Un principio fisico universale vuole che tutte le strutture organizzate siano incalzate dalla disorganizzazione; la grandezza fisica che misura questo grado di disordine progressivo è l'entropia.

Gli organismi viventi rappresentano le strutture più complesse e organizzate che si conoscano. Per lottare contro gli effetti dell'entropia, che conducono alla morte, la cellula ha un bisogno continuo di energia fresca, che è assunta sotto forma di alimenti. L'energia chimica in essi contenuta proviene, direttamente o indirettamente, dal Sole e, quindi, gli alimenti possono essere considerati come energia solare in conserva.

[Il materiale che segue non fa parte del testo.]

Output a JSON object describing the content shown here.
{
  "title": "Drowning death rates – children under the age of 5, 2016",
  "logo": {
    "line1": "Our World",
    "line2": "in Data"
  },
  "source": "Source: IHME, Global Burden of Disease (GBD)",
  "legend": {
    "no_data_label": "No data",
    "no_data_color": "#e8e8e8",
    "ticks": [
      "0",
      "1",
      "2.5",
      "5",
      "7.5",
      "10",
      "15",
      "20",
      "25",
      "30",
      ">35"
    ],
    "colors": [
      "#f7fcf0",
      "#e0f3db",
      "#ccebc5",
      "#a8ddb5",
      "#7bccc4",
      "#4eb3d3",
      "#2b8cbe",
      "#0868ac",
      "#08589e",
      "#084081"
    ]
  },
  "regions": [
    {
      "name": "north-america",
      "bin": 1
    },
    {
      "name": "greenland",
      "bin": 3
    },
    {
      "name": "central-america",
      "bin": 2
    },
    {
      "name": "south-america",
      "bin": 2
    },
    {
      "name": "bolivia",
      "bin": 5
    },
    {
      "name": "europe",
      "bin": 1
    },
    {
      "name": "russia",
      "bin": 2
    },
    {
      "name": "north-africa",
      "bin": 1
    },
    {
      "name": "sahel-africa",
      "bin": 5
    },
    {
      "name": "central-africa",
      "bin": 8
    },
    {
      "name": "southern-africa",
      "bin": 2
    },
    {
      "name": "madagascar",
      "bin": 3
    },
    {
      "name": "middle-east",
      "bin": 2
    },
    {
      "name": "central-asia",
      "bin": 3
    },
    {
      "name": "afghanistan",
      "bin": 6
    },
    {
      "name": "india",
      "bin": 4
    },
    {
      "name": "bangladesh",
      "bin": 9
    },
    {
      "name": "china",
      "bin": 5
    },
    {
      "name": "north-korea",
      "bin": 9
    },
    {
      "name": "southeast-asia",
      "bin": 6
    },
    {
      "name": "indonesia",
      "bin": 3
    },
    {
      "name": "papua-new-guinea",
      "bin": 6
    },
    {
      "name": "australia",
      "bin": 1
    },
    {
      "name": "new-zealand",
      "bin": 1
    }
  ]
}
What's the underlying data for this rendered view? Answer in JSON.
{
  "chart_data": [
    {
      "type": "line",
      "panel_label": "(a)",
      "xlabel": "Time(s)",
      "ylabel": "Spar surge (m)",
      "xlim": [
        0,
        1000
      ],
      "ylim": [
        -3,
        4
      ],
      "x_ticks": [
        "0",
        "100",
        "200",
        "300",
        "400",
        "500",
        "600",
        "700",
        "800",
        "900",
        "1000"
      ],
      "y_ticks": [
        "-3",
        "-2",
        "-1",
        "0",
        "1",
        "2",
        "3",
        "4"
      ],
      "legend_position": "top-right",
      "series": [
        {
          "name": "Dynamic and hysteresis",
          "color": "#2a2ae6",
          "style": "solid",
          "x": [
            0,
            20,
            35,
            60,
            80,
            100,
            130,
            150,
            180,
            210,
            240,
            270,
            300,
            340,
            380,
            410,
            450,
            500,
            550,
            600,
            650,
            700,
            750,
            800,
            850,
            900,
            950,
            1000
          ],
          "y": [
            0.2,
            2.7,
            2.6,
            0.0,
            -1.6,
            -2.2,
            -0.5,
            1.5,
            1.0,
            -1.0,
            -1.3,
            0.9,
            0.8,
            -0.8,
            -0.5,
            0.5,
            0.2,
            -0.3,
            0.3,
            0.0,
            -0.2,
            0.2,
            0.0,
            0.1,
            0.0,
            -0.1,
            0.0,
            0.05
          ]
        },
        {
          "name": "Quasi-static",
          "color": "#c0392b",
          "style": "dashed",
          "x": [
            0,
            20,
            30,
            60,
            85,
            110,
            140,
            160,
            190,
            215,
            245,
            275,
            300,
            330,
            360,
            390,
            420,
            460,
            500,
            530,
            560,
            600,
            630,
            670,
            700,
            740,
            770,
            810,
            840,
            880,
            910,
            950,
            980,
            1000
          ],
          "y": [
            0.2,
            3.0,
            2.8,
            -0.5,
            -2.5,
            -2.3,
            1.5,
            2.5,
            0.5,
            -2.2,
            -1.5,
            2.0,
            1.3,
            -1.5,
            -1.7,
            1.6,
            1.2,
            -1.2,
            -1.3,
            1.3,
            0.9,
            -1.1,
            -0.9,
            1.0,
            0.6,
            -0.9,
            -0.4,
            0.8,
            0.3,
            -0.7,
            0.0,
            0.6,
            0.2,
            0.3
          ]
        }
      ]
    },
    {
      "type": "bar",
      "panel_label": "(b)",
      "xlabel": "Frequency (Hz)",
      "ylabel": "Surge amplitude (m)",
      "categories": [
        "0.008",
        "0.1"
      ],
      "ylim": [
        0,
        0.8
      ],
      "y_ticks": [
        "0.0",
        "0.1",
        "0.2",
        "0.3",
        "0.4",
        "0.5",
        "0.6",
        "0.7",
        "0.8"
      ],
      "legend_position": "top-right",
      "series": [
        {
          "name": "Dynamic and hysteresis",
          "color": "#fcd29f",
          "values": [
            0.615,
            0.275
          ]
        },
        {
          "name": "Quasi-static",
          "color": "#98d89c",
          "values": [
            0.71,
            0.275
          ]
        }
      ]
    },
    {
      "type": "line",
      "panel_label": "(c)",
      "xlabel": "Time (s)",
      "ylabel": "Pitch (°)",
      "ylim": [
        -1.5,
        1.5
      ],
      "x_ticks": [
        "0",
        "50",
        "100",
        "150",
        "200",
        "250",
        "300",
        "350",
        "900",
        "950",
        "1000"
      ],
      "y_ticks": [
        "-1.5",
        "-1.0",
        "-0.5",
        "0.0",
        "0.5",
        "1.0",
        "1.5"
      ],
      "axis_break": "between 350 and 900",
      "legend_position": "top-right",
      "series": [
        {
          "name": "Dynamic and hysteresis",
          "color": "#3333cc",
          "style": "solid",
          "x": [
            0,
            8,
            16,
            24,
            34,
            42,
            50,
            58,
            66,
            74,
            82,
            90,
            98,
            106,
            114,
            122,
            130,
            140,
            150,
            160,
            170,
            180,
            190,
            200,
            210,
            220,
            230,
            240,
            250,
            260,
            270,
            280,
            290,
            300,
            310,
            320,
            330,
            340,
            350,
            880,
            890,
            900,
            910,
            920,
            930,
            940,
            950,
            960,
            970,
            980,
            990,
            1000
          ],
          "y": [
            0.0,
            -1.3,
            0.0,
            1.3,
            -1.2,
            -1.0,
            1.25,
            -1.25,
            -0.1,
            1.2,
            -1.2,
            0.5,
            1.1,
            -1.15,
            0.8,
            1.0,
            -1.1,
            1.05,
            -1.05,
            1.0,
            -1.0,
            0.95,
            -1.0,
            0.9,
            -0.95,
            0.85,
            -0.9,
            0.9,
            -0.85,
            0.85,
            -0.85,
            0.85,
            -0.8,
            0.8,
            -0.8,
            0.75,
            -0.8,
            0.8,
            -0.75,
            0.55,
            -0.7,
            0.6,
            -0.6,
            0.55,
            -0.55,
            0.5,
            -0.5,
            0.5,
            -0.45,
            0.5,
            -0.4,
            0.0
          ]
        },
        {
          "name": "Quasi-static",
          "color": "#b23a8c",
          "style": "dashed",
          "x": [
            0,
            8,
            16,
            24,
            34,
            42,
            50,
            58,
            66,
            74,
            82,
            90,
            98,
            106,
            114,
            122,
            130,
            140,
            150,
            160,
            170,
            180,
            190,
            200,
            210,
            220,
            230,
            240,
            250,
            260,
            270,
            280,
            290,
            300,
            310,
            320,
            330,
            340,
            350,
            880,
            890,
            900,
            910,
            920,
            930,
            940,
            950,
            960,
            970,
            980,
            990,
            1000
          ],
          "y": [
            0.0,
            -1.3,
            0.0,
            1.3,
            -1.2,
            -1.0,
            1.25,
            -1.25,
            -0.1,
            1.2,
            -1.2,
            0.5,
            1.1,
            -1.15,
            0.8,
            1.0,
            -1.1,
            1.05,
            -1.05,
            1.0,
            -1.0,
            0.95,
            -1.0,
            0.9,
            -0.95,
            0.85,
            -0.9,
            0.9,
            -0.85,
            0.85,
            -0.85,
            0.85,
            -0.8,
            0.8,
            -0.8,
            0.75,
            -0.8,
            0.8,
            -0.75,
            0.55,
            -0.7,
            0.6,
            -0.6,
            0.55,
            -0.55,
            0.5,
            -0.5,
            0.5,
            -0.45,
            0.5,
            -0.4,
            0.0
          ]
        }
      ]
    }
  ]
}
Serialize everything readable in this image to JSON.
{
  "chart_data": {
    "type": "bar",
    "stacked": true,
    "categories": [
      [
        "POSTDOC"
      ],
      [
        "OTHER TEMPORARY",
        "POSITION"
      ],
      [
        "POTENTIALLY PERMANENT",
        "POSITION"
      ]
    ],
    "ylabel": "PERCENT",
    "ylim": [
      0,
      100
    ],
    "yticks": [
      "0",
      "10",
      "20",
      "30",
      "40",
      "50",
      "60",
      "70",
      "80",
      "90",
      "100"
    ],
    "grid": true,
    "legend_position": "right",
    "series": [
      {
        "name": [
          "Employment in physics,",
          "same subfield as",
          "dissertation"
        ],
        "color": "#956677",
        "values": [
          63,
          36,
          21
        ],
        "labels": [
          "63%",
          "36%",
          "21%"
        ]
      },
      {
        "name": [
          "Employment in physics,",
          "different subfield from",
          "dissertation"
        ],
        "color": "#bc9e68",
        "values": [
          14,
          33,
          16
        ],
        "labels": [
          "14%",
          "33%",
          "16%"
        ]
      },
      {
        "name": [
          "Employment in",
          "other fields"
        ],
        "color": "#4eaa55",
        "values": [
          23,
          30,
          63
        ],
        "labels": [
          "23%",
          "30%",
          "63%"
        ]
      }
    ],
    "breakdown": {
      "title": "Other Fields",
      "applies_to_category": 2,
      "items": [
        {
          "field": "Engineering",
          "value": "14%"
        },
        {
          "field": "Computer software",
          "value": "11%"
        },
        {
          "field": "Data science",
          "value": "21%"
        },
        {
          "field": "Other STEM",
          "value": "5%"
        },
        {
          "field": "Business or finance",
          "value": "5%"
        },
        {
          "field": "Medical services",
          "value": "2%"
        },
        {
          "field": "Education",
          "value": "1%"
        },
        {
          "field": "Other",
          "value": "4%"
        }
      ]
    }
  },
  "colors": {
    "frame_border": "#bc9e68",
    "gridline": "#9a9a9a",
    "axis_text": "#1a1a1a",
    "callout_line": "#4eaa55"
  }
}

Senza il Sole, la vita sulla Terra sarebbe impossibile. Ma in che modo ci giunge quest'energia? Il Sole irradia continuamente nello spazio circostante delle radiazioni elettromagnetiche (ultravioletti, luce visibile, infrarossi, ecc.) che viaggiano sotto forma di "pacchetti energetici" detti fotoni. Il processo di cattura e utilizzazione dell'energia contenuta nei fotoni prevede due tappe: la fotosintesi clorofilliana e la respirazione cellulare. La prima di queste due tappe avviene nei cloroplasti delle cellule vegetali. In questi organuli è presente una specie di "mulino solare" le cui pale sono date dalle molecole di una sostanza verde: la clorofilla. Per comprendere come questo mulino sia in grado di girare e produrre energia bisogna spostarsi a livello atomico.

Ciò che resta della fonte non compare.